I look at our joined hands. At the way his fingers curl around mine, holding without grasping. At the warmth that spreads up my arm and settles in places I’m trying not to think about.
“I’m not sure ‘faith’ is the right word. I just didn’t want to be responsible for ending the world.”
“Call it whatever you want.” His thumb traces a pattern on my palm, and I have to fight not to shiver. “You stood against the King’s temptation and chose to trust me. That’s more than anyone has done in years.”
“Then everyone else was an idiot.” The words come out before I can stop them. “You’re worth trusting.”
He goes still. His hand tightens on mine.
“Xela...”
“Don’t.” I pull my hand away, stand up, put distance between us. “You already said I shouldn’t matter to you. Let’s not complicate things more than they already are.”
“It’s too late for that.”
I turn back.
“The King will come at us again,” he says. “It will use everything it has to drive us apart. To weaken whatever we’re building.”
“We’re not building anything.”
“We are.” He pushes himself to his feet, crosses to where I’m standing.
He’s unsteady, exhausted, barely upright—but he comes to me anyway.
“Every moment we spend fighting at each other’s side.
Every choice you make to trust me instead of betraying me.
” He stops in front of me, his presence filling my awareness like smoke.
“That’s real. Deny it all you want—the King can feel it. That’s why it’s afraid.”
“The King isn’t afraid of anything.”
“The King is afraid of you.” His hand comes up, hovers near my face. Doesn’t touch. “It’s afraid of what you represent. A person who chose to care about the warden. A person who could anchor me to a life beyond the forest.”
“I’m not an anchor. I’m a bounty hunter who’s in over her head.”
“You’re the first person to stand against the King’s temptation and win.” His voice drops. “In all the years I’ve held this binding, no one has done that. They all broke. They all chose the easy path. You didn’t.”

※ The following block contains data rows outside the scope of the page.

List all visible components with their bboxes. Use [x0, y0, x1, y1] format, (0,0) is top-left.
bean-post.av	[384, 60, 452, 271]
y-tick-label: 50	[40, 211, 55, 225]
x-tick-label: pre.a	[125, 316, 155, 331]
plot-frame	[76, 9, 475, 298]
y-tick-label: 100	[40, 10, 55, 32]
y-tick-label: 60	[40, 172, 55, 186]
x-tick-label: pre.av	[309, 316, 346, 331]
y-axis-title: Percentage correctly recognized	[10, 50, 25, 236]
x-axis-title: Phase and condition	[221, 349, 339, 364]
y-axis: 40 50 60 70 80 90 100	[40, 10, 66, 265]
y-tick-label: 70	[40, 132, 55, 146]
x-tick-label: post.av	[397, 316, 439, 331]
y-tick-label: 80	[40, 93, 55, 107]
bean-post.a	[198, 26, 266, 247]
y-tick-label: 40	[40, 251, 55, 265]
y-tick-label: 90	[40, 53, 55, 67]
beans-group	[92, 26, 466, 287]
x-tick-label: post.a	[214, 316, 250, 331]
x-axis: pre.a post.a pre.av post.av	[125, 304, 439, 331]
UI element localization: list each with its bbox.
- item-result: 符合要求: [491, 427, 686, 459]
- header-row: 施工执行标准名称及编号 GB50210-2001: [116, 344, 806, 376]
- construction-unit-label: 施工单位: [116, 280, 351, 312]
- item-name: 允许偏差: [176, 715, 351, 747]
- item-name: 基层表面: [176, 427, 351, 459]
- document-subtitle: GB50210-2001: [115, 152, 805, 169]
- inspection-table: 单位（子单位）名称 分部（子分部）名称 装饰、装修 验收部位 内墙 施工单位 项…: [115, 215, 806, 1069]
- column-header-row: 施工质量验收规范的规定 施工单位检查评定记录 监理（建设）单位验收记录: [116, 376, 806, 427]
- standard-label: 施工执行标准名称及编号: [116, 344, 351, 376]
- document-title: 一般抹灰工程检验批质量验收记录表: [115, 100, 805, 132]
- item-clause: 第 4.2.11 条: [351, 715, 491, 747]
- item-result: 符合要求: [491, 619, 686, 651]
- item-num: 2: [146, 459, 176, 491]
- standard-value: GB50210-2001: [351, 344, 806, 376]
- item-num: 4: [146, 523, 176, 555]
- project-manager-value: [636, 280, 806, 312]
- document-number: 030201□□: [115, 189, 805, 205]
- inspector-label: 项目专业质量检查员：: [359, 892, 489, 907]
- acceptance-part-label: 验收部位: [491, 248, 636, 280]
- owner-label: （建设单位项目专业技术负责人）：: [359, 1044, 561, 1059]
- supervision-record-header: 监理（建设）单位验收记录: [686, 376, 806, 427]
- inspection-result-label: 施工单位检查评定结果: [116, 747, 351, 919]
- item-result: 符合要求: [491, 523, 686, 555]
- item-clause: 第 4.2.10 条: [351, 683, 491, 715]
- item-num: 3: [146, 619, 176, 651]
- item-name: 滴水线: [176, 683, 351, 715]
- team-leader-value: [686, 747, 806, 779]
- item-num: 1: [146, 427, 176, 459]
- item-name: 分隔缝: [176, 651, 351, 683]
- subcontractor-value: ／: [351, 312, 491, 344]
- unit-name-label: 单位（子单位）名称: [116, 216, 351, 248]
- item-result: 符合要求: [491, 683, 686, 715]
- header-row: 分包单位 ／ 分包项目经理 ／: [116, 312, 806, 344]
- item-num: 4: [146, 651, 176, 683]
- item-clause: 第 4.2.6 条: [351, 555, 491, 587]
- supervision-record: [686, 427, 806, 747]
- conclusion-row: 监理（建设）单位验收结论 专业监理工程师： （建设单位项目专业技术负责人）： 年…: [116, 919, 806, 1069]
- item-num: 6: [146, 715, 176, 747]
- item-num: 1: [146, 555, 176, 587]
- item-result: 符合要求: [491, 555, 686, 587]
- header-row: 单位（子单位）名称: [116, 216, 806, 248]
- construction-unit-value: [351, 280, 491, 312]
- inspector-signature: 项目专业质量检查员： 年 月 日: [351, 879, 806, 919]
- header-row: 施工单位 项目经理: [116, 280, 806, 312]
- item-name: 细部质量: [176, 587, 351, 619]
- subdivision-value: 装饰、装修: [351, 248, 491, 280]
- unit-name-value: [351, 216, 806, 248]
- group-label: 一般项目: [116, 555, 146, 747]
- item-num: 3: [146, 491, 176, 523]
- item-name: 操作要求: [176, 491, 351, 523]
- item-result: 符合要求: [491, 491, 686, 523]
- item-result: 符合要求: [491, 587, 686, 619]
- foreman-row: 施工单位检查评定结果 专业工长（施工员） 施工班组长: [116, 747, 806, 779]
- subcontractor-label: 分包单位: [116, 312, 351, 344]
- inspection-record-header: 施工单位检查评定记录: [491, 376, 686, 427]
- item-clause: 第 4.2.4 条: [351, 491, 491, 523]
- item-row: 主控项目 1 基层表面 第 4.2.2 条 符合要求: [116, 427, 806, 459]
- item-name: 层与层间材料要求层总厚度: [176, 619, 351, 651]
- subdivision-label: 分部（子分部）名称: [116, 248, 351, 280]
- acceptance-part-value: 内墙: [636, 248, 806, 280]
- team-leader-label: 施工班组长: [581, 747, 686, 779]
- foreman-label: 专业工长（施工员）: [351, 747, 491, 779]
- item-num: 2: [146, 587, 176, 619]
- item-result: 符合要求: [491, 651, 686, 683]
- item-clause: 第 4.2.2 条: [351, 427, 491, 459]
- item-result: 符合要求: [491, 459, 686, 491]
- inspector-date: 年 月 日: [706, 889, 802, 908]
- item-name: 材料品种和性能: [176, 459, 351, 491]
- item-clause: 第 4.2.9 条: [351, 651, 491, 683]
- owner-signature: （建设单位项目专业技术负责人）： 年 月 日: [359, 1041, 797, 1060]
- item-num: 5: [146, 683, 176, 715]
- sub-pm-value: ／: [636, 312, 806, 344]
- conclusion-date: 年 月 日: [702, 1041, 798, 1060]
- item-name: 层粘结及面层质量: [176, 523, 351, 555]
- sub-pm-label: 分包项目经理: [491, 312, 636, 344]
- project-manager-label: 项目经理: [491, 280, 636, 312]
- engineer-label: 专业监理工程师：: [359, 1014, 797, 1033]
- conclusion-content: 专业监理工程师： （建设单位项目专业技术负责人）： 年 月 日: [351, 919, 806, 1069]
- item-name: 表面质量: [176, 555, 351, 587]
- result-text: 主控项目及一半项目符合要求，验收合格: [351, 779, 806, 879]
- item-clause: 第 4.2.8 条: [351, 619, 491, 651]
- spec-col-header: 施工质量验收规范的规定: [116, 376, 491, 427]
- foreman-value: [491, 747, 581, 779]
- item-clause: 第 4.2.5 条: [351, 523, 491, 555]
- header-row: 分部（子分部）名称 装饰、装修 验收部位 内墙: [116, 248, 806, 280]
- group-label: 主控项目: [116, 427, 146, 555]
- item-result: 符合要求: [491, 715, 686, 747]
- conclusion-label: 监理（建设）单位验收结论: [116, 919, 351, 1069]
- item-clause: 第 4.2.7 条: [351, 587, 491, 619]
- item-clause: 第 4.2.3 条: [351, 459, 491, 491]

I don’t have an answer for that. Don’t have words for the way his presence makes my skin tingle, for the heat that’s gathering low in my belly, for the desperate, stupid, dangerous want that’s been building since the first moment I saw him.
So I don’t answer at all.
I reach up. Close the distance he’s been maintaining. Press my palm against his scarred cheek.
His eyes flutter closed. A sound escapes him—not quite a groan, not quite a sigh. A primal, raw note that makes my blood run hot.
“We should rest.” My voice comes out rougher than I intended. “The King will come back. We need to be ready.”
“Yes.” But he doesn’t move. Neither do I. We stand there in the Heartgrove, surrounded by bones and ancient horror, my hand on his face and his breath warm against my fingers.
“This is complicated,” I say.
“Everything is complicated.” His eyes open. Meet mine. “That doesn’t mean it’s wrong.”
I drop my hand. Step back. Force myself to breathe.
“Rest. We’ll talk about what’s wrong later.”
He nods. But as I turn away, as I find a spot among the roots to sit and try to sleep, I feel his gaze on me. Burning. Wanting.
Mirroring exactly what I’m trying not to feel.